Stell dir mal vor, du kaufst ein Spiel machst dir eine Sicherheitskopie und schreibst den Key raus. Jetzt gehst du in den Laden zurück und willst es Umtauschen gegen ein gleichwertiges Spiel, mit der Behauptung deine Freundin hat dir so eben das gleiche Spiel gekauft. Beim Umtausch bekommst du ein anderes Spiel im gleichen Wert. Gehst nach Hause und entweder wiederholst du das ganze oder du hast schon 2 Spiele aber nur ein Spiel bezahlt. 
You Know?


----------



## Mark (9. März 2007)

Hi!

Vorweg: kenne mich überhaupt nicht aus.
Aber, wenn es ein Umtauschrecht bei "mangelhafter Ware" gibt, es sich bei einem Betriebssystem, daß die gewünschten Anforderungen nicht erfüllt um eben eine solche "mangehafte Ware" handelt, dann hat der Verkäufer umzutauschen...
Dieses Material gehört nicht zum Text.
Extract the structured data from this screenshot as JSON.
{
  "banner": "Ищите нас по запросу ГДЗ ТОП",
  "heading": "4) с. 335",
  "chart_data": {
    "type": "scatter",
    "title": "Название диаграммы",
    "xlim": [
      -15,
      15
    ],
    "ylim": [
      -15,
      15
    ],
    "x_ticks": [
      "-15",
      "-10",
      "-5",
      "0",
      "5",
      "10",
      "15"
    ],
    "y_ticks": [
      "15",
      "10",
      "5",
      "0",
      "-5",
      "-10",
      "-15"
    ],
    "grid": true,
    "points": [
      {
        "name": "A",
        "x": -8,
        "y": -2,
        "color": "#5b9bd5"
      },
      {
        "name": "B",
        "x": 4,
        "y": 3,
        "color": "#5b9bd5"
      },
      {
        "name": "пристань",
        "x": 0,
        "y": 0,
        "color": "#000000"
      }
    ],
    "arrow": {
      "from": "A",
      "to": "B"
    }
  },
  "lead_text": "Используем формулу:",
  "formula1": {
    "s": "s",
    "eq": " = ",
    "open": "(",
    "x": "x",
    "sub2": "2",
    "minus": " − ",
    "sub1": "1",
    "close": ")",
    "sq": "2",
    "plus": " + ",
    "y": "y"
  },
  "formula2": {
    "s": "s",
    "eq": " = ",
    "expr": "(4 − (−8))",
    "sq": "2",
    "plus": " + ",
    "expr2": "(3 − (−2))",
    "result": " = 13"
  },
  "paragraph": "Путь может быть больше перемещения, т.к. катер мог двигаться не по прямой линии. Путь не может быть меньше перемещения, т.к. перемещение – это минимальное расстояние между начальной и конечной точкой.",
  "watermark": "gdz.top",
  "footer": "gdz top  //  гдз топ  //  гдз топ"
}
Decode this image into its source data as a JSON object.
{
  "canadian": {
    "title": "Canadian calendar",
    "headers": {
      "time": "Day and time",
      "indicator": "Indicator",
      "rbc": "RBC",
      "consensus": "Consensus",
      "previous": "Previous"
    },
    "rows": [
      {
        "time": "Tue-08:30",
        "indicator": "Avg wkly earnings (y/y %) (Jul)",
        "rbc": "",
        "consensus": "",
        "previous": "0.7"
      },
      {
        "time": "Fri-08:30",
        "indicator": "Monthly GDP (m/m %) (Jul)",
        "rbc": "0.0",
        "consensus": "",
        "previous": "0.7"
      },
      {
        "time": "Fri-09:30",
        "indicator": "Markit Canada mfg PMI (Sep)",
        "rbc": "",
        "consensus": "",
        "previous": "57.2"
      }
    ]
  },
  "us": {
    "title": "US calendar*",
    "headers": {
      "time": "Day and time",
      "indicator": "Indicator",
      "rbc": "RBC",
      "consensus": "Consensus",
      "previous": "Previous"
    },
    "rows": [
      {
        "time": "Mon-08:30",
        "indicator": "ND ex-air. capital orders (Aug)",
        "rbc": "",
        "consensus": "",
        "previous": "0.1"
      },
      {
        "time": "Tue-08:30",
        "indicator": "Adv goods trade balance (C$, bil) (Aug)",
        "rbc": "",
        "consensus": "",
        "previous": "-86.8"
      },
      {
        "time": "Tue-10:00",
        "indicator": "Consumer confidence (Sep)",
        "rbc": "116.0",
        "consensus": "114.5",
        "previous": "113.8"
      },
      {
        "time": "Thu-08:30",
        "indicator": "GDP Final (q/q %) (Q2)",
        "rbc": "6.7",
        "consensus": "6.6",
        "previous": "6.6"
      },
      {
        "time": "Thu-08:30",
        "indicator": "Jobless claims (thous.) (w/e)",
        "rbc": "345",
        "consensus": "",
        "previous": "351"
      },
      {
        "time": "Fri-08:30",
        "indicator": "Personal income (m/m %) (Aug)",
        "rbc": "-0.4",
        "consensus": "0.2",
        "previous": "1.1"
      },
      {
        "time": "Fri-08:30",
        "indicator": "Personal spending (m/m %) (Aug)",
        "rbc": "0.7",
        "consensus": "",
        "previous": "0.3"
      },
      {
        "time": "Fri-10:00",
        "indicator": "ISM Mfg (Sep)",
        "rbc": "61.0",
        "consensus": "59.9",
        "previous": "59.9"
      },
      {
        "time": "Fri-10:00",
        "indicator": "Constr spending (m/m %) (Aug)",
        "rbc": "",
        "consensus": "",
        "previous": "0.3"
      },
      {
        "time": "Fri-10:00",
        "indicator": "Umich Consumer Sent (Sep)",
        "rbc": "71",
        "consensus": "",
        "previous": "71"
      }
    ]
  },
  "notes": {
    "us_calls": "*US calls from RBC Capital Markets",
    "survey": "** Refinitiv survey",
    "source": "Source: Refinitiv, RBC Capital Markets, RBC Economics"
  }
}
@Malaxo: ...das könnte eine inhaltliche Begründung sein, aber mit Sicherheit keine "gesetzliche". Eine "Raubkopie" ist ein neuer "Tatbestand" ... das ist Verboten, Punkt.
Aber darum hat sich nicht der Verkäufer zu kümmern. Sonste heißt es noch demnächst: "Nein,diesen Toaster können sich nicht mehr umtauschen, auch wenn er kaputt ist, sie könnten sich ja die Technik und das Design bereits nachgebaut haben" 

Für mich wäre also die Frage, ob das Produkt "Mängel" aufweist, die Dir der Verkäufer sozusagen vorenthalten hat... und wenn er z.B. gesagt hat, es läuft auf dem und dem Rechner und tut es später nicht -> Mängel 

...aber was weiß ich schon vom Paragraphensumpf 

Liebe Grüße,
Mark.


----------



## tommi13 (9. März 2007)

Ja hast du schon recht, will haltnur sicher gehen... notfalls kann ich das ja noch bei ebay verkaufen...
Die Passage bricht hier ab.